Polymers based on acrylonitrile, butadiene and styrene, called ABS polymers for short in the plastics industry, are achieving increasing importance in the processing sector of the industry because of their excellent physical properties, particularly their great ductile strength and resistance to aging. However, their combustibility militates against further extension of their use. Efforts to reduce this high combustibility by the addition of flame-proofing agents have now shown that the flame-proofing agents normally used often with success in the case of other plastics materials are frequently ineffective in the case of poly-acrylonitrile and polymers containing acrylonitrile.

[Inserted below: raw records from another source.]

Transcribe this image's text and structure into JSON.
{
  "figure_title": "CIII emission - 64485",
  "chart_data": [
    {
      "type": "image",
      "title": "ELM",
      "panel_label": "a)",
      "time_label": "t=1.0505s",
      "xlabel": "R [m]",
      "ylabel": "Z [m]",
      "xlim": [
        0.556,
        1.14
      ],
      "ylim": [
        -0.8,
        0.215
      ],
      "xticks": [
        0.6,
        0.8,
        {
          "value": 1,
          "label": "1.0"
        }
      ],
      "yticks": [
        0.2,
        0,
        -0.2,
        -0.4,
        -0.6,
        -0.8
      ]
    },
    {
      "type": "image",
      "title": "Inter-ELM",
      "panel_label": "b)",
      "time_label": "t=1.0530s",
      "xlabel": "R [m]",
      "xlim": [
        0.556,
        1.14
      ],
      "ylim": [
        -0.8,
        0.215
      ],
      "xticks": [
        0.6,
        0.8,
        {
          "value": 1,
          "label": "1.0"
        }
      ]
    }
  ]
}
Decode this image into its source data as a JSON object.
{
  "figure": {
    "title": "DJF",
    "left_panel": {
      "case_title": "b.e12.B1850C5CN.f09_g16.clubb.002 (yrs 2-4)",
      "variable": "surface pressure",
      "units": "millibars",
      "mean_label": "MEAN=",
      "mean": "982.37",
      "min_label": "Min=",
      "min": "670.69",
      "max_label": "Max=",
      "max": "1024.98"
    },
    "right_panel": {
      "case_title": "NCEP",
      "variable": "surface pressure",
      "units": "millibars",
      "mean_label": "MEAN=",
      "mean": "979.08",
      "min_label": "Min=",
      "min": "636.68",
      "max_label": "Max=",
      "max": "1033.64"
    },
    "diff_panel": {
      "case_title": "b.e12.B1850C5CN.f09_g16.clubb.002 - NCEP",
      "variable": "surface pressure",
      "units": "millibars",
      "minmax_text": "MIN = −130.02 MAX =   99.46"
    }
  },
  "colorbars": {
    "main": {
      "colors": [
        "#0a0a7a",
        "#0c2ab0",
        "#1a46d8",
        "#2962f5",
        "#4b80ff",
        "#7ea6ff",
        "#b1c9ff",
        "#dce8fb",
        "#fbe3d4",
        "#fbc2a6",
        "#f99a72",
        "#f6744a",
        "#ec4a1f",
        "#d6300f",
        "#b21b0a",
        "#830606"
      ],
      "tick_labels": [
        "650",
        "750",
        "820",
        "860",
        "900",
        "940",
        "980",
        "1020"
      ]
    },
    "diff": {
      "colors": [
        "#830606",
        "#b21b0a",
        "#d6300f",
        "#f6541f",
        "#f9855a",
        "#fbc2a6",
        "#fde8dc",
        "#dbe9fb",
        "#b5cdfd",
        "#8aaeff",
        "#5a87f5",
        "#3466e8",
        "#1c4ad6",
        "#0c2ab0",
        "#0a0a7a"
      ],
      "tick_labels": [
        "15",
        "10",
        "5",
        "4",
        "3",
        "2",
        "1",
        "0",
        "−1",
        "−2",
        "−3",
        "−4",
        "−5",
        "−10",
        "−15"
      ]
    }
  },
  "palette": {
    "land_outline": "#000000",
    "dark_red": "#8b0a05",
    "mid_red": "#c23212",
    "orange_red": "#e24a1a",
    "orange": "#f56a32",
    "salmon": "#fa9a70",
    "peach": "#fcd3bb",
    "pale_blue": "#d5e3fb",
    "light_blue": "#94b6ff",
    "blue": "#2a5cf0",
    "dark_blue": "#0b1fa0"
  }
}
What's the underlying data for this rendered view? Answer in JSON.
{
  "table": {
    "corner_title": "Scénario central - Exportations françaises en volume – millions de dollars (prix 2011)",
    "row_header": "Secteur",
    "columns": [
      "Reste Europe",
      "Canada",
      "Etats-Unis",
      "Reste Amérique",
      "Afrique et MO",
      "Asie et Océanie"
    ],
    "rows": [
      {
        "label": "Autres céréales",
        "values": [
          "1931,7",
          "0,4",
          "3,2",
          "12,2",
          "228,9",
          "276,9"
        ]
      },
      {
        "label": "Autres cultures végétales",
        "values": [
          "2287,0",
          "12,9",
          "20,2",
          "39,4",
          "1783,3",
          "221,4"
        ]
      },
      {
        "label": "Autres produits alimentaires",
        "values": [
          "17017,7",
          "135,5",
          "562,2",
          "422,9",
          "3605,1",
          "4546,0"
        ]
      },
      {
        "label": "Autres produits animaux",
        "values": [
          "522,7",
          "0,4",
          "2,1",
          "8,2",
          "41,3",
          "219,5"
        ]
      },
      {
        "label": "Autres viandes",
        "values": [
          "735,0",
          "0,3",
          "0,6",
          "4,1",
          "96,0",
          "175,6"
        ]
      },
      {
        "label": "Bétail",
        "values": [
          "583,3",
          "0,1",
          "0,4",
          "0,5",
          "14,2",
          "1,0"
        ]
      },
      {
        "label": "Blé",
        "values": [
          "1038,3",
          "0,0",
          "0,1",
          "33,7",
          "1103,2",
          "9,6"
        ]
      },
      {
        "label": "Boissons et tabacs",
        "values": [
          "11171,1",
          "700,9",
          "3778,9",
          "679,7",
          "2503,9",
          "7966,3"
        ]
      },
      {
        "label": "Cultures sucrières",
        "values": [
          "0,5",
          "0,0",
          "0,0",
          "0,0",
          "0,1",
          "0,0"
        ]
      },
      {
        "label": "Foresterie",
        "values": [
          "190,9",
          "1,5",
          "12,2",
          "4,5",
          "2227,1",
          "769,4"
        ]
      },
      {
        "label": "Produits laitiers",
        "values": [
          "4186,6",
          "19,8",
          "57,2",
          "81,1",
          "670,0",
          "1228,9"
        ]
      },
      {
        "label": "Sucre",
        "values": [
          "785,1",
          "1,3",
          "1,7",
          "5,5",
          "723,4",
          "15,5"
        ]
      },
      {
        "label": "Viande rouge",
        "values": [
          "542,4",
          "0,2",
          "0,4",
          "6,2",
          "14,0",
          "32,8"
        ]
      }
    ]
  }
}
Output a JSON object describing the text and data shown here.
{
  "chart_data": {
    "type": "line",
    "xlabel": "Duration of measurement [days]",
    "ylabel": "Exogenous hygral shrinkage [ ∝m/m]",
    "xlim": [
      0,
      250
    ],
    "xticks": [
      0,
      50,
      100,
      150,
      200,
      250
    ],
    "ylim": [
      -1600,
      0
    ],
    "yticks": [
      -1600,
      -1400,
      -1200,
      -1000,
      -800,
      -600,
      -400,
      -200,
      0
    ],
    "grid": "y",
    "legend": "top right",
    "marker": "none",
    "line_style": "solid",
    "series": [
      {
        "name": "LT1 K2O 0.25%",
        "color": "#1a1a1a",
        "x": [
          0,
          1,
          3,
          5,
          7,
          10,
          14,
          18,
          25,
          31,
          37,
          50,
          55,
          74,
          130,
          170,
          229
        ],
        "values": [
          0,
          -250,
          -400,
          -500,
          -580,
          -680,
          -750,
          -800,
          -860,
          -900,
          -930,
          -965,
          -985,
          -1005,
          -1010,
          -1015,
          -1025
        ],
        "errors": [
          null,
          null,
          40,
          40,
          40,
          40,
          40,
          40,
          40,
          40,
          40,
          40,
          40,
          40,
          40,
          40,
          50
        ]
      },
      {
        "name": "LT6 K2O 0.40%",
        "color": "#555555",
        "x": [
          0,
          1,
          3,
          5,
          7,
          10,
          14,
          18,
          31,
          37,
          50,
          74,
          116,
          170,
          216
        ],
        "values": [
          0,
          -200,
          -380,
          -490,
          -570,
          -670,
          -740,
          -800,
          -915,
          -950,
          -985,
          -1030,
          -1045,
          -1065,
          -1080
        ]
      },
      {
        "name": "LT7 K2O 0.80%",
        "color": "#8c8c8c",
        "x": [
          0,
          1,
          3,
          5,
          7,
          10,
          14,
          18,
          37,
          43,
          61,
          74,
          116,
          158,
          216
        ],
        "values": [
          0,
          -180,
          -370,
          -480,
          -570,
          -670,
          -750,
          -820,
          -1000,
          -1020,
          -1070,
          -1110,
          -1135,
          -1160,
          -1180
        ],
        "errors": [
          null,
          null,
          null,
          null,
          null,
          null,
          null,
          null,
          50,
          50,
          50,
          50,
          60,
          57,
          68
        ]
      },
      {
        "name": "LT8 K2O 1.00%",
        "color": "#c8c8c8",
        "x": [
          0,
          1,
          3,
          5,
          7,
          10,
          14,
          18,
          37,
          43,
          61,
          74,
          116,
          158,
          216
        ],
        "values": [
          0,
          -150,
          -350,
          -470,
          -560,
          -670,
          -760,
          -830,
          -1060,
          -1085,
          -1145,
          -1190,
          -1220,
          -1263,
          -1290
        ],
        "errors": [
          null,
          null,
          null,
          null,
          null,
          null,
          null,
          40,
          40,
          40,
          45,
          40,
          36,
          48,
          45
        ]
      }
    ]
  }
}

It is of course known that ABS polymers can be rendered flame-resistant with the aid of polyvinyl chloride. In this connection it is advantageous that polyvinyl chloride and ABS polymers are thoroughly compatible with each other. However, in order to achieve satisfactory flame-proofing, considerable quantities of the PVC additive are necessary - usually more than 30%. However, the readiness with which the ABS polymers can be processed and their physical properties are adversely affected by such great quantities of the additive.
It is also known that organic bromine compounds are in many cases considerably more effective as flame-proofing agents than are the corresponding chlorine compounds, so that in a given plastics material, considerably smaller quantities of a bromine compound are necessary compared to the quantity of the corresponding chlorine compound required to provide the same flame-proofing effects. Many known bromine containing flame-proofing agents for other polymers have proved virtually ineffective in low concentrations in ABS polymers.
The problem has therefore existed of finding a flame-proofing agent which is fully effective in ABS polymers in such small quantities that the physical and the chemical properties of the plastics material are virtually not changed by this additive.